Cross-training. “Even the most unreasonable postdoc is more reasonable than a two-year-old. And the distraction strategies you apply to a two-year-old work equally well in the lab. So being a mum has probably made me a better lab manager.”
Have child, will travel. “I remember the first meeting I took my son to. It was a Gordon conference, and normally when you go to these things everybody sits together for meals. Angus, aged 5, and our au pair and I were at one of those round tables in the dining room—and we were completely on our own. Nobody wanted to come near us. On our way back to the room Angus met a young Russian boy who was at the conference. And the au pair ended up playing netball with the graduate students. By the next night, we were all having a great time—and sitting at separate tables.”
Like attracts like? “Angus’s tolerance of my science friends is really low. He’s referred to me as a nerd magnet, which is actually a pretty good summary of the situation.”
On the nightstand. “I like to read books by women who are universally reviled. I’ve just read Sarah Palin’s autobiography. It was hard going, but I get a lot of pleasure telling male colleagues I’ve read it. Americans will say, ‘That woman is dreadful and the book is full of lies.’ I say, ‘But have you read it?’ The answer is always, ‘No.’ I also read Monica Lewinsky’s autobiography. I just think if you’re going to revile somebody or detest their stance on something, you should take the time to find out what they’ve actually said or done.”

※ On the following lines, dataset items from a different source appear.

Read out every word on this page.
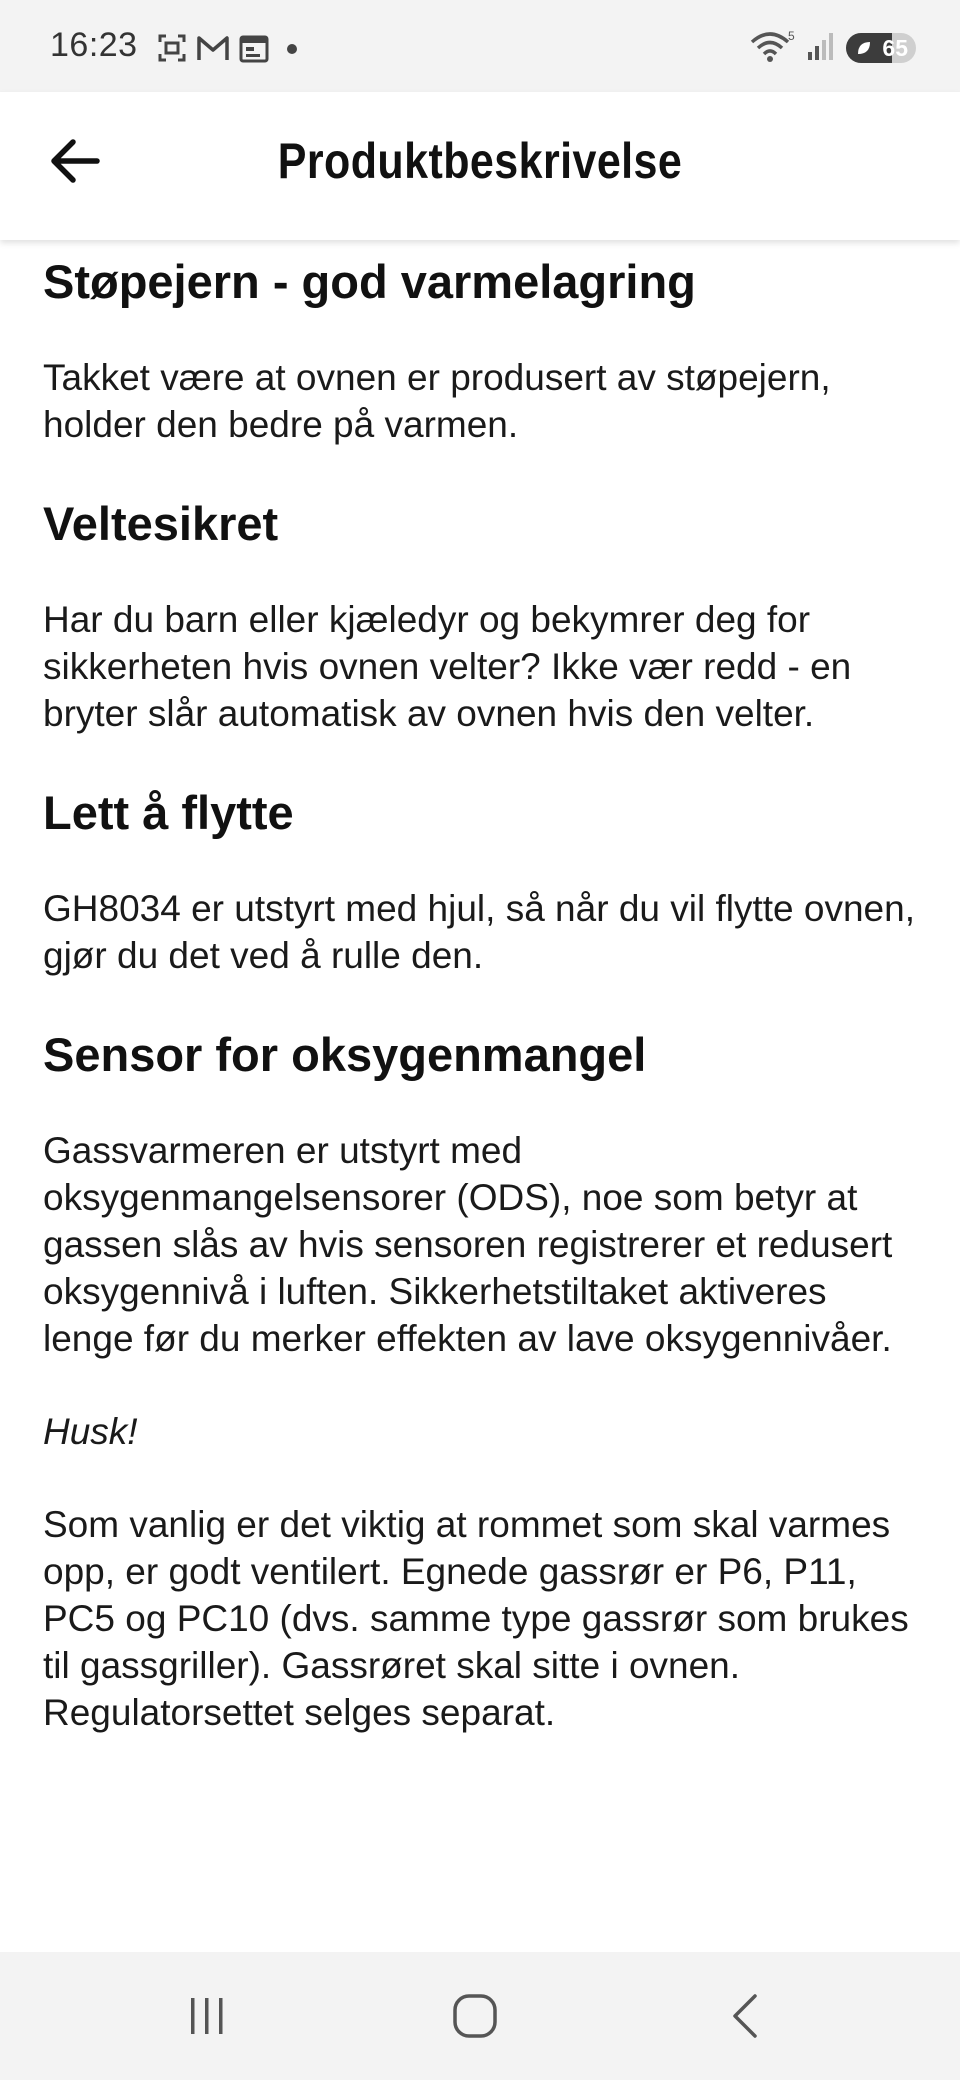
16:23	5	65
Produktbeskrivelse
Støpejern - god varmelagring

Takket være at ovnen er produsert av støpejern, holder den bedre på varmen.

Veltesikret

Har du barn eller kjæledyr og bekymrer deg for sikkerheten hvis ovnen velter? Ikke vær redd - en bryter slår automatisk av ovnen hvis den velter.

Lett å flytte

GH8034 er utstyrt med hjul, så når du vil flytte ovnen, gjør du det ved å rulle den.

Sensor for oksygenmangel

Gassvarmeren er utstyrt med oksygenmangelsensorer (ODS), noe som betyr at gassen slås av hvis sensoren registrerer et redusert oksygennivå i luften. Sikkerhetstiltaket aktiveres lenge før du merker effekten av lave oksygennivåer.

Husk!

Som vanlig er det viktig at rommet som skal varmes opp, er godt ventilert. Egnede gassrør er P6, P11, PC5 og PC10 (dvs. samme type gassrør som brukes til gassgriller). Gassrøret skal sitte i ovnen. Regulatorsettet selges separat.
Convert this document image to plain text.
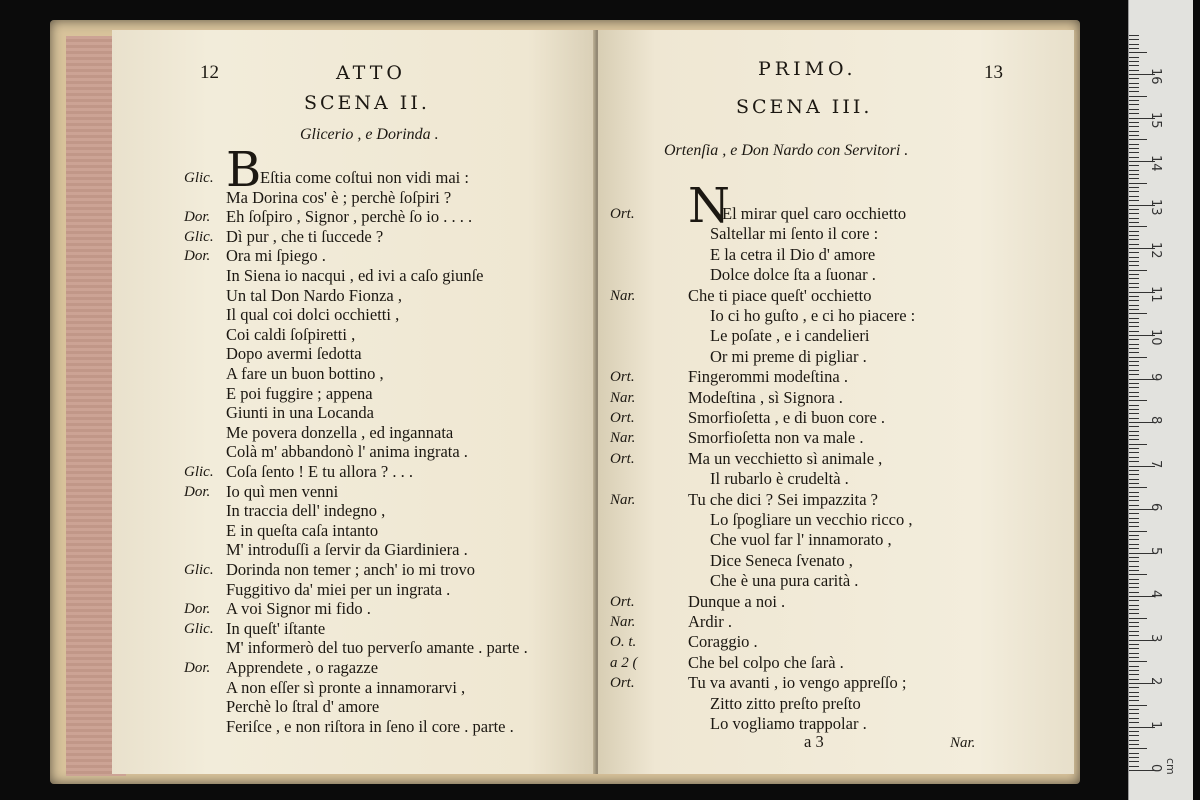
12	ATTO
SCENA II.
Glicerio , e Dorinda .
Glic. B
Eſtia come coſtui non vidi mai :
Ma Dorina cos' è ; perchè ſoſpiri ?
Dor. Eh ſoſpiro , Signor , perchè ſo io . . . .
Glic. Dì pur , che ti ſuccede ?
Dor. Ora mi ſpiego .
In Siena io nacqui , ed ivi a caſo giunſe
Un tal Don Nardo Fionza ,
Il qual coi dolci occhietti ,
Coi caldi ſoſpiretti ,
Dopo avermi ſedotta
A fare un buon bottino ,
E poi fuggire ; appena
Giunti in una Locanda
Me povera donzella , ed ingannata
Colà m' abbandonò l' anima ingrata .
Glic. Coſa ſento ! E tu allora ? . . .
Dor. Io quì men venni
In traccia dell' indegno ,
E in queſta caſa intanto
M' introduſſi a ſervir da Giardiniera .
Glic. Dorinda non temer ; anch' io mi trovo
Fuggitivo da' miei per un ingrata .
Dor. A voi Signor mi fido .
Glic. In queſt' iſtante
M' informerò del tuo perverſo amante . parte .
Dor. Apprendete , o ragazze
A non eſſer sì pronte a innamorarvi ,
Perchè lo ſtral d' amore
Feriſce , e non riſtora in ſeno il core . parte .
PRIMO.	13
SCENA III.
Ortenſia , e Don Nardo con Servitori .
Ort. N
El mirar quel caro occhietto
Saltellar mi ſento il core :
E la cetra il Dio d' amore
Dolce dolce ſta a ſuonar .
Nar.	Che ti piace queſt' occhietto
Io ci ho guſto , e ci ho piacere :
Le poſate , e i candelieri
Or mi preme di pigliar .
Ort.	Fingerommi modeſtina .
Nar.	Modeſtina , sì Signora .
Ort.	Smorfioſetta , e di buon core .
Nar.	Smorfioſetta non va male .
Ort.	Ma un vecchietto sì animale ,
Il rubarlo è crudeltà .
Nar.	Tu che dici ? Sei impazzita ?
Lo ſpogliare un vecchio ricco ,
Che vuol far l' innamorato ,
Dice Seneca ſvenato ,
Che è una pura carità .
Ort.	Dunque a noi .
Nar.	Ardir .
O. t.	Coraggio .
a 2 (	Che bel colpo che ſarà .
Ort.	Tu va avanti , io vengo appreſſo ;
Zitto zitto preſto preſto
Lo vogliamo trappolar .
a 3	Nar.
cm
0
1
2
3
4
5
6
7
8
9
10
11
12
13
14
15
16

Diving. “I took up scuba diving a few years ago. It’s heaven for me. I do it maybe once a year, but it takes me back to my childhood passion for looking at things in the sea.”
• Determined that adhesion regulates differentiation and tissue assembly in mammalian epidermis and catalogued the key pathways that govern the effect.
• Identified molecules that regulate exit from the stem cell compartment in epidermis.
• Showed that integrins on the cell surface of skin epithelia can be active or inactive, and demonstrated that antibodies against integrins could be used to obtain samples enriched in stem cells. “I fought and lost a battle to patent the method because at the time people didn’t think it was important,” says Watt. “Now if you look at the panels of antibodies that are used to enrich for stem cells, integrins are usually included.”
• Discovered that nondividing, differentiated cells can contribute to the formation of benign tumors in skin.
• Produced chemically patterned surfaces that provide “islands” on which single stem cells can live in order to identify the environmental factors that regulate their behavior.
• As editor of the Journal of Cell Science, Watt initiated a series of interviews aimed at recording the experiences of women in science. “I wanted to make sure their stories were not lost,” she says. “In the end, the exercise left me sad—sad that most women had probably had a tougher time in science simply because they are women. I hope that the same will not be true for the young women currently in my lab. I’d like to think that by sheer force of numbers they’ll elbow their way through the system and gender will cease to be an issue.”